13. İhtiyarlar Özdeyişler 11:13’teki ilkeyle uyumlu olarak ne yapmalıdır? Neden?

13 Özdeyişler 11:13’teki ilkeyi özellikle de ihtiyarların uygulaması ve özel meseleleri açığa vurmaması çok önemlidir (Okuyun). Eğer bir ihtiyar evliyse bu zor olabilir. Çünkü evli bir çift sık sık konuşarak, en derin düşüncelerini, duygularını ve kaygılarını paylaşarak ilişkilerini güçlü tutar. Fakat bir ihtiyar, cemaatteki kardeşlerle ilgili özel bilgileri karısına söylememesi gerektiğini bilir. Aksi takdirde, kardeşlerin güvenini kaybeder ve kendi iyi namına leke getirir. Cemaatte sorumlu bir konuma tayin edilenler “kaypak konuşan” kişiler olamaz (1. Tim. 3:8). Yani ikiyüzlü davranamaz ya da dedikoduya meyilli olamazlar. Bir ihtiyar eşini seviyorsa, ona bilmemesi gereken şeyler anlatmayacak ve karısını böyle bir yük altına sokmayacaktır.

14. Bir ihtiyarın eşi, kocasının iyi namını korumasına nasıl yardım edebilir?
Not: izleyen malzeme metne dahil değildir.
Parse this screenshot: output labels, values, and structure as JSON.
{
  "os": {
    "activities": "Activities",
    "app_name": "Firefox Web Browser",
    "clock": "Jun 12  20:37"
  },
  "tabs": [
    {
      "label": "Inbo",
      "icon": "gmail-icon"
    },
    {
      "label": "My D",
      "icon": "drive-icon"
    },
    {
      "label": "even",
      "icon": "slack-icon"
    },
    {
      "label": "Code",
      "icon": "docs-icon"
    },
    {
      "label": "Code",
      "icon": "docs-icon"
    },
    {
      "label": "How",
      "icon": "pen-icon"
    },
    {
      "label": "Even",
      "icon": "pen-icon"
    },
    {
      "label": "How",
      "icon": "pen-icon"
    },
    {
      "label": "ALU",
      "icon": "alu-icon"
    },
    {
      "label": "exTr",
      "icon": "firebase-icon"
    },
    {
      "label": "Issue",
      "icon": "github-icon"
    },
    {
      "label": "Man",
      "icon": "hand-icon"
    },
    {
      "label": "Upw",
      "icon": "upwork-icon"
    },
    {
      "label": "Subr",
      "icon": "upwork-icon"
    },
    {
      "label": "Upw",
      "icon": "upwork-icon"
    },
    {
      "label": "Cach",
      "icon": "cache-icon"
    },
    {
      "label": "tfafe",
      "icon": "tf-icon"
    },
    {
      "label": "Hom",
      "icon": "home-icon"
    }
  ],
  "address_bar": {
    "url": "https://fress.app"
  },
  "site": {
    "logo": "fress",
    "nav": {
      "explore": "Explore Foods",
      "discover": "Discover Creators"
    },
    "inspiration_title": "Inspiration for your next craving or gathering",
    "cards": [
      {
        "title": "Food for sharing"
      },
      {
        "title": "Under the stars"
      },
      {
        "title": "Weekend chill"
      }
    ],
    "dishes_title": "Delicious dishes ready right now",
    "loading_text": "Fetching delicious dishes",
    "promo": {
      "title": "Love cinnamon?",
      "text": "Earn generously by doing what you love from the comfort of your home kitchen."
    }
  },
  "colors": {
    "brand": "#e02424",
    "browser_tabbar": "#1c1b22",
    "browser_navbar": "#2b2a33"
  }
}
14 Bir kadın, kocasına mahrem konularda konuşması için baskı yapmayarak onun iyi namını korumasına yardım edebilir. Bu öğüdü uygulayan bir hemşire kocasına destek olmakla kalmaz, aynı zamanda özel meselelerini kocasına anlatan kardeşlere de saygı göstermiş olur. En önemlisi de, cemaatin barışına ve birliğine katkıda bulunduğu için Yehova’yı mutlu eder (Rom. 14:19).

YEHOVA SÖYLEDİKLERİMİZ HAKKINDA NE HİSSEDER?

15. Yehova Eyüp’ün üç arkadaşı hakkında ne düşündü? Neden?

15 Nasıl ve ne zaman konuşmamız gerektiği hakkında Eyüp kitabından çok şey öğrenebiliriz. Eyüp ardı ardına felaketler yaşadıktan sonra, dört arkadaşı onu teselli etmeye ve öğüt vermeye geldi. Bu adamlar uzun süre hiçbir şey söylemediler. Onlardan üçü Elifaz, Bildad ve Tsofar’dı. Bu kişilerin daha sonra söylediği sözlerden anlaşılıyor ki, onlar sessiz kaldıkları süreyi Eyüp’e nasıl yardım edebileceklerini düşünerek geçirmediler. Bunun yerine Eyüp’ün yanlış bir şey yaptığını nasıl kanıtlayabileceklerini düşündüler. Onların Eyüp ve Yehova hakkında söylediği bazı şeyler doğru olsa da, sözlerinin çoğu acımasız ve yanlıştı (Eyüp 32:1-3). Onlar Eyüp’ü zalimce yargıladılar. Peki Yehova bu durum karşısında ne yaptı? O üç adama çok öfkelendi. Akılsız olduklarını söyledi ve Eyüp’e gitmelerini, ondan kendileri için dua etmesini istemelerini talep etti (Eyüp 42:7-9).

16. Elifaz, Bildad ve Tsofar’ın kötü tutumundan hangi dersleri alıyoruz?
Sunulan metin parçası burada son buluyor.